Anna
6 figli 11 anni di violenza
Anna (nome di fantasia) parla in terza persona, solo così riesce a parlare di ciò che ha vissuto.
Una ragazza di 20 anni si innamora di un uomo più grande di lei, 16 anni in più,
Lui si presenta come un principe le dà dei regali, è molto premuroso, forse anche troppo; infatti, in poco tempo la convince che nessuno può volerle bene se non lui.
Così i rapporti familiari e amicali di lei si troncano.
Poi lascia il lavoro, l’università e in poco tempo si trova isolata in casa con lui.
Dalle critiche insulti si passa alle botte alle minacce di morte. Dove andare? A chi chiedere aiuto? Anche perché lui la convince che è colpa sua, infatti, dopo i brutti episodi poi lui ridiventa il principe che aveva conosciuto all’inizio. E così passano gli anni i figli nascano crescano in un ambiente violento patriarcale e coercitivo. Poi il coraggio dato dalla paura di morire prima o poi per mano del marito: arriva a fare la denuncia.
Trova chi le crede trova, giudici PM e forze dell’ordine pronte preparate e celeri nel proteggere lei ed i bambini.
Ma sul civile no. Si insinuano nella sua realtà gli assistenti Sociali e tutta una serie di figure che non sono pronte e scaltre nel riconoscere il violento.
In nome della bigenitorialità impongono le frequentazioni padre figli. I più grandi riferiscano di non voler vedere il padre perché ha fatto male alla mamma, perché non si fidano di lui. Ma non importa.
Quello che stride in tutto ciò, indipendentemente dalle questioni legali, è l’amore si vuole imporre?
Si può educare i bambini all’amore in modo coercitivo? È giusto insegnare che l’amore la fiducia sono dati biologici e non dati dall’esperienza e dalla reciprocità? Si impone l’amore. Senza che l’adulto chieda scusa si ravveda faccia un percorso.

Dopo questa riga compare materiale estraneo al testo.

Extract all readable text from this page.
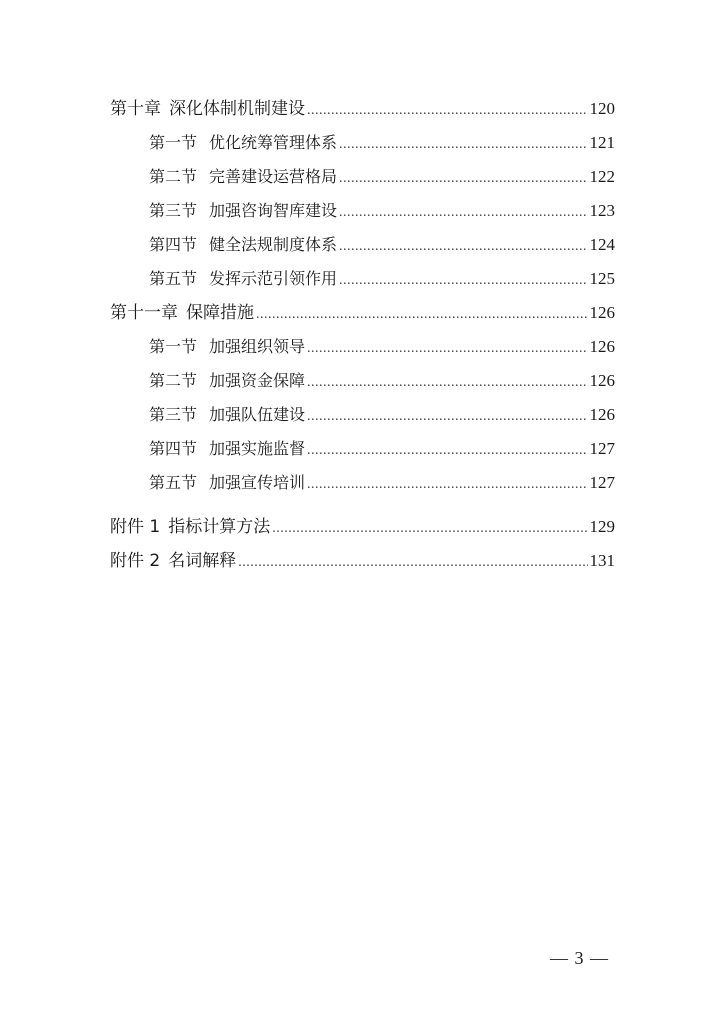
第十章 深化体制机制建设 .....	120
第一节 优化统筹管理体系 .....	121
第二节 完善建设运营格局 .....	122
第三节 加强咨询智库建设 .....	123
第四节 健全法规制度体系 .....	124
第五节 发挥示范引领作用 .....	125
第十一章 保障措施 .....	126
第一节 加强组织领导 .....	126
第二节 加强资金保障 .....	126
第三节 加强队伍建设 .....	126
第四节 加强实施监督 .....	127
第五节 加强宣传培训 .....	127
附件 1 指标计算方法 .....	129
附件 2 名词解释 .....	131
— 3 —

Quella ragazza ormai donna ha scambiato per amore ciò che amore non era. Non sapeva che l’amore implica libertà rispetto. Non sapeva che l’amore è incondizionato dolce e premuroso.

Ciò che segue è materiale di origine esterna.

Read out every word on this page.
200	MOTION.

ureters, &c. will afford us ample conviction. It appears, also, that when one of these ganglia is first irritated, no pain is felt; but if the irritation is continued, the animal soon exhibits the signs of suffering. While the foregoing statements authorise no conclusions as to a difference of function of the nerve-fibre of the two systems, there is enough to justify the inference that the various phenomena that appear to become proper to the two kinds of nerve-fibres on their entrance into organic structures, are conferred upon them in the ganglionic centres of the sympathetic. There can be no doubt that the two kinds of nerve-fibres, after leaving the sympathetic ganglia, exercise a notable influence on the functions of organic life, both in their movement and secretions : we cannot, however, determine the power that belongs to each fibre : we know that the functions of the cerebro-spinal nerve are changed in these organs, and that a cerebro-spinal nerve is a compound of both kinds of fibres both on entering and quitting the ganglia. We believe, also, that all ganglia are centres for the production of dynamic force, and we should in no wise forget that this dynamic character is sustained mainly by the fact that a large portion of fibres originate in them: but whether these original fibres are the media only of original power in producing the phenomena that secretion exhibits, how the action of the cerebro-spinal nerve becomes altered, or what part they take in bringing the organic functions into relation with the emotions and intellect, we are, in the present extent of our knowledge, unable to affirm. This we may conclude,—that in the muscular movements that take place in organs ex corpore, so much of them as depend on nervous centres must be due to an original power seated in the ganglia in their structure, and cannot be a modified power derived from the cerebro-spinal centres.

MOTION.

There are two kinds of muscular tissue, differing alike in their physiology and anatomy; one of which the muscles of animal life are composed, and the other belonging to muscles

Ora lei lo sa, è un’adulta, ha gli strumenti per la consapevolezza e il cambiamento.
Ma quei bambini? Che idea avranno dell’amore? L’imposizione della presenza di un padre che non si ravvede, che continua a perpetrare comportamenti di non amore che effetto porterà ai bambini?
Questa è la cosa che più stride che più fa pensare.
E come potrebbe un sistema giudiziario insegnare l’amore? Non può. Ma impone nelle vite dei bambini figure genitoriali distorte, violente e tossiche solo per un fatto di diritto.
Gli iter giudiziari non si dovrebbero interessare della genitorialità perché essere dei genitori, sufficientemente buoni, non è un fatto di diritto e biologico ma esperienziale, reciproco e di fede.
Fede nell’accudire dei piccoli prima di te, prima dei tuoi diritti. Fede nell’accudire senza un ritorno personale. Fede nell’amare incondizionatamente un piccolo essere umano.